Abstract

Stocking of hatchery-raised Chinook salmon has been the principal tool utilized by fishery managers for controlling alewives in Lake Ontario and elsewhere in the Great Lakes. Stocked Chinook salmon are also often viewed by anglers as the principal source of maintaining catch rates. Stocking levels are often controversial and set with limited information about the relative contribution of wild fish to lake-wide populations. Recent research documenting large numbers of age-0 fish in tributaries suggested that wild reproduction was increasing and greater than previously thought. Estimating the contribution of wild Chinook salmon is imperative for successful management of this economically important recreational fishery.
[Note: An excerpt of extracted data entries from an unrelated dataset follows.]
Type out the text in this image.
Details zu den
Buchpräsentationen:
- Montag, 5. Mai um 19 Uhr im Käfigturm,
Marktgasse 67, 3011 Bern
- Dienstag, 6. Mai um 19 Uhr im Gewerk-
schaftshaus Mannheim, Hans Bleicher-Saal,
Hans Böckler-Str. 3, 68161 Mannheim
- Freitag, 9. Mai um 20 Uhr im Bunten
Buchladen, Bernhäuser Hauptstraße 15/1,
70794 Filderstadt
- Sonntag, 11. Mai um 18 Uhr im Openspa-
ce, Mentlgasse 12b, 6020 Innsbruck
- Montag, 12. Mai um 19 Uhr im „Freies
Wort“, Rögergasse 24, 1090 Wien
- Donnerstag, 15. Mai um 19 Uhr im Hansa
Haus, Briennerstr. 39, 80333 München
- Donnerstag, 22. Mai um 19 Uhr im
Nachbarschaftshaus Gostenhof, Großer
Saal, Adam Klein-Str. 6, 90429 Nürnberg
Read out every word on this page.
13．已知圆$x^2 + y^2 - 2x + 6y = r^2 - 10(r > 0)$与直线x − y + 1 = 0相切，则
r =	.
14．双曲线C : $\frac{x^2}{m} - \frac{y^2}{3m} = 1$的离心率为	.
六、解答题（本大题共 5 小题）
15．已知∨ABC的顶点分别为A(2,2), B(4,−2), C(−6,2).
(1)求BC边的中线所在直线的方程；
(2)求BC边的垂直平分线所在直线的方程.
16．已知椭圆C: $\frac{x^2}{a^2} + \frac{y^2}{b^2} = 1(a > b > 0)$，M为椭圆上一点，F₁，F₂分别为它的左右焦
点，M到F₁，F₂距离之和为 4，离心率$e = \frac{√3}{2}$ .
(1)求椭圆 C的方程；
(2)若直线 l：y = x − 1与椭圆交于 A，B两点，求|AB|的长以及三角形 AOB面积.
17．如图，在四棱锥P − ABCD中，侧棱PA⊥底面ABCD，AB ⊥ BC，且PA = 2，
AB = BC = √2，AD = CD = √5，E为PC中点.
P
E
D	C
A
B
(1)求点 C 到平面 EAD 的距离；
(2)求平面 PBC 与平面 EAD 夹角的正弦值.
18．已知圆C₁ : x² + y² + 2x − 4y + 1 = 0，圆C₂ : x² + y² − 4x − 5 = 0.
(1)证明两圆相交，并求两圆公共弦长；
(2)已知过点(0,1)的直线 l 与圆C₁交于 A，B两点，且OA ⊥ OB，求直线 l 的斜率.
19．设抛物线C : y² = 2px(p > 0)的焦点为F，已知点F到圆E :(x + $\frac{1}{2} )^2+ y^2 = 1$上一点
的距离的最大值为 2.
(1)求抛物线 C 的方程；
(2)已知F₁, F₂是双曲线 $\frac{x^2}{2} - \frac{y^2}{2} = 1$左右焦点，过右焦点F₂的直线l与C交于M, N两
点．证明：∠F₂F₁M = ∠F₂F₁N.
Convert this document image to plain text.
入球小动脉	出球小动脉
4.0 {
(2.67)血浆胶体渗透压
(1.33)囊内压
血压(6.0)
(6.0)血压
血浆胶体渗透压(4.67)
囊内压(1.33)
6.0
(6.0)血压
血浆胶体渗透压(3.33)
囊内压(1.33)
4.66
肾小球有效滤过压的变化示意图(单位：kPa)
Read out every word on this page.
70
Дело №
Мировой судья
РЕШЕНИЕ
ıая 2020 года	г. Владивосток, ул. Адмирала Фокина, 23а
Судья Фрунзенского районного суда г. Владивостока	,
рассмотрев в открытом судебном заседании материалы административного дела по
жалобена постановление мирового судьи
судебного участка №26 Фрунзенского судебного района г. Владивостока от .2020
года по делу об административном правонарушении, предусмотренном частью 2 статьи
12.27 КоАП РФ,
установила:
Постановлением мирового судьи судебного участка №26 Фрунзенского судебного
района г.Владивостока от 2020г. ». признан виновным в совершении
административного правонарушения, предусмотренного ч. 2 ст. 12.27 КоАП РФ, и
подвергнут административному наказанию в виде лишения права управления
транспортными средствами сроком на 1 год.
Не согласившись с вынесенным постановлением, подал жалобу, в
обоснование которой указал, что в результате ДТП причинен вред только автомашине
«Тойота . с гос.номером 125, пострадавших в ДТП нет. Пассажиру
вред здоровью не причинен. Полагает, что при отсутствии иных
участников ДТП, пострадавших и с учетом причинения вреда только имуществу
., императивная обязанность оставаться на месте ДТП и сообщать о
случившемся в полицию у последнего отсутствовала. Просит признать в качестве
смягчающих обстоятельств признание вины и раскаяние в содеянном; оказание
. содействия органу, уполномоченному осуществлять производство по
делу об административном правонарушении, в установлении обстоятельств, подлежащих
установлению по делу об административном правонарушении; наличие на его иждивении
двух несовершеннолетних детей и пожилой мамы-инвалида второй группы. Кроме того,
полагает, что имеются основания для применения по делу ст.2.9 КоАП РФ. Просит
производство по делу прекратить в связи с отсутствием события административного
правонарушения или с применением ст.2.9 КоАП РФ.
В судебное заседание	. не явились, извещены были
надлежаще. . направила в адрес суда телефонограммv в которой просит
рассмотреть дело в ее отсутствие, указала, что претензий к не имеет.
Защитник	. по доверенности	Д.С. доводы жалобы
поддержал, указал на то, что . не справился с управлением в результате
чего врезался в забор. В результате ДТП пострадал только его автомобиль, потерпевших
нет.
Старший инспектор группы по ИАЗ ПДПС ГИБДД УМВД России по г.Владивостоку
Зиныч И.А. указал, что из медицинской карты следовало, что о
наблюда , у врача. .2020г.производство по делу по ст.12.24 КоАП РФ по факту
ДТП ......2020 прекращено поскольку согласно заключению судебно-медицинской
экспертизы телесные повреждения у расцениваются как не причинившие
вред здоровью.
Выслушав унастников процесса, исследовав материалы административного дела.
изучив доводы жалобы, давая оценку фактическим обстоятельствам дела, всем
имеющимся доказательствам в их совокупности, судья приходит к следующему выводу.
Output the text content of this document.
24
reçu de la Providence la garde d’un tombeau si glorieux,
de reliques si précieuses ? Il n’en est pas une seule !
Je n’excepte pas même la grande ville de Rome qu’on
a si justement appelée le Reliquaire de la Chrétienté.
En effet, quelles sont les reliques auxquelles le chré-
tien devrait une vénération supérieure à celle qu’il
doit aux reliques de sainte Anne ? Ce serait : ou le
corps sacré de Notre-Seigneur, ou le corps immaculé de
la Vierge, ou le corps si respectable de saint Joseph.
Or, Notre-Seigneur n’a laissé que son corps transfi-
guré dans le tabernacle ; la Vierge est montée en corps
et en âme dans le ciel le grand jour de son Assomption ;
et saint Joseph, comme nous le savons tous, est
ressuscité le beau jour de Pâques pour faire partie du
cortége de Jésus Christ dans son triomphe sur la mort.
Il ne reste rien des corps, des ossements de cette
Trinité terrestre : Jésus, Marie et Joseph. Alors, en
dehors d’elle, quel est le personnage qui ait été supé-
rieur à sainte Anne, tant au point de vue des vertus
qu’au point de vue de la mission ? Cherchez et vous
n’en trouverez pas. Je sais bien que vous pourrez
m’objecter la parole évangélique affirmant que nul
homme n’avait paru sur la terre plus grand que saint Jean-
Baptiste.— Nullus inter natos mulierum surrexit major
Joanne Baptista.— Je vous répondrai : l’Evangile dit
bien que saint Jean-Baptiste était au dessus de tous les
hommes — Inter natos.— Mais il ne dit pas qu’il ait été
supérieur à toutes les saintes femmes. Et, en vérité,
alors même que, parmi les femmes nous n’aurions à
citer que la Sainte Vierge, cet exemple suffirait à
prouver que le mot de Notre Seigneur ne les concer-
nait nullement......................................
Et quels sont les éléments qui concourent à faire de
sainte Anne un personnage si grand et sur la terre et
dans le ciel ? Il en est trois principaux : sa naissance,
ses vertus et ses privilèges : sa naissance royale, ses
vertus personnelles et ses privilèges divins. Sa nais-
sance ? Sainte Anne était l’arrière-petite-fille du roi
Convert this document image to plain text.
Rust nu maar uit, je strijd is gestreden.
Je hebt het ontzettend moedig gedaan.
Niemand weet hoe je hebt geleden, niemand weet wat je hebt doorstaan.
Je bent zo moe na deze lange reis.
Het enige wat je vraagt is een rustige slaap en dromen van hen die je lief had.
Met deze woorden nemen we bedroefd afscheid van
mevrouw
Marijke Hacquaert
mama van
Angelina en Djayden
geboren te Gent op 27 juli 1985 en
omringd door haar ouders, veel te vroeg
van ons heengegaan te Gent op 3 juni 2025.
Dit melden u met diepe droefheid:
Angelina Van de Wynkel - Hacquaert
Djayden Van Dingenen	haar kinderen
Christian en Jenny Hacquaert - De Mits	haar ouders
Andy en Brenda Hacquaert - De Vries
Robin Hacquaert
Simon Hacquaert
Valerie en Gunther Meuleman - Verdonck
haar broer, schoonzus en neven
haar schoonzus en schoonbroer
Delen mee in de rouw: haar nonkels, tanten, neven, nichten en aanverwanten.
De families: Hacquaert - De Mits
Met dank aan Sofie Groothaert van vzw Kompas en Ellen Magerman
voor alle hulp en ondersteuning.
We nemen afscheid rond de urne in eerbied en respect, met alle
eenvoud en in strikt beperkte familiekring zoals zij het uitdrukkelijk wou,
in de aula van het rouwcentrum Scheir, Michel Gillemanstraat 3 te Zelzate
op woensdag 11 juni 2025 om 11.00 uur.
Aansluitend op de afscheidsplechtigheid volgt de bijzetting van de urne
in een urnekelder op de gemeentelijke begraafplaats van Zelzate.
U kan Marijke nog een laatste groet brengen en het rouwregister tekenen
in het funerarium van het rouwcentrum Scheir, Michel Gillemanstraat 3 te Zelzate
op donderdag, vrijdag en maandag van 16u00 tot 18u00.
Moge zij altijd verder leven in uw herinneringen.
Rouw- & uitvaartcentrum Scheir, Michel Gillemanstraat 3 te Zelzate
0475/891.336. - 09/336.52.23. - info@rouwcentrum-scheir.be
To differentiate wild from hatchery-derived Chinook salmon, we developed and validated a classification rule from scale pattern analysis of known-origin fish that was based on the area of the scale focus and the distance between the scale focus and the first circulus. We used this technique to determine the annual proportion of angler-caught, age-3 wild Chinook salmon in Lake Ontario from 1992 to 2005. On average over 14 years, the annual proportion of wild age-3 Chinook salmon was 62% (± 13.6%, 95% CI), but has varied between 24% (± 9.4%) and 82% (± 11.2%). Wild fish have been a high proportion of the Chinook salmon population in Lake Ontario since the late 1980s throughout a period when the lake underwent considerable changes, suggesting that wild and hatchery-origin Chinook salmon are both important components for managing the predator–prey dynamics in Lake Ontario and maintaining angler catch rates.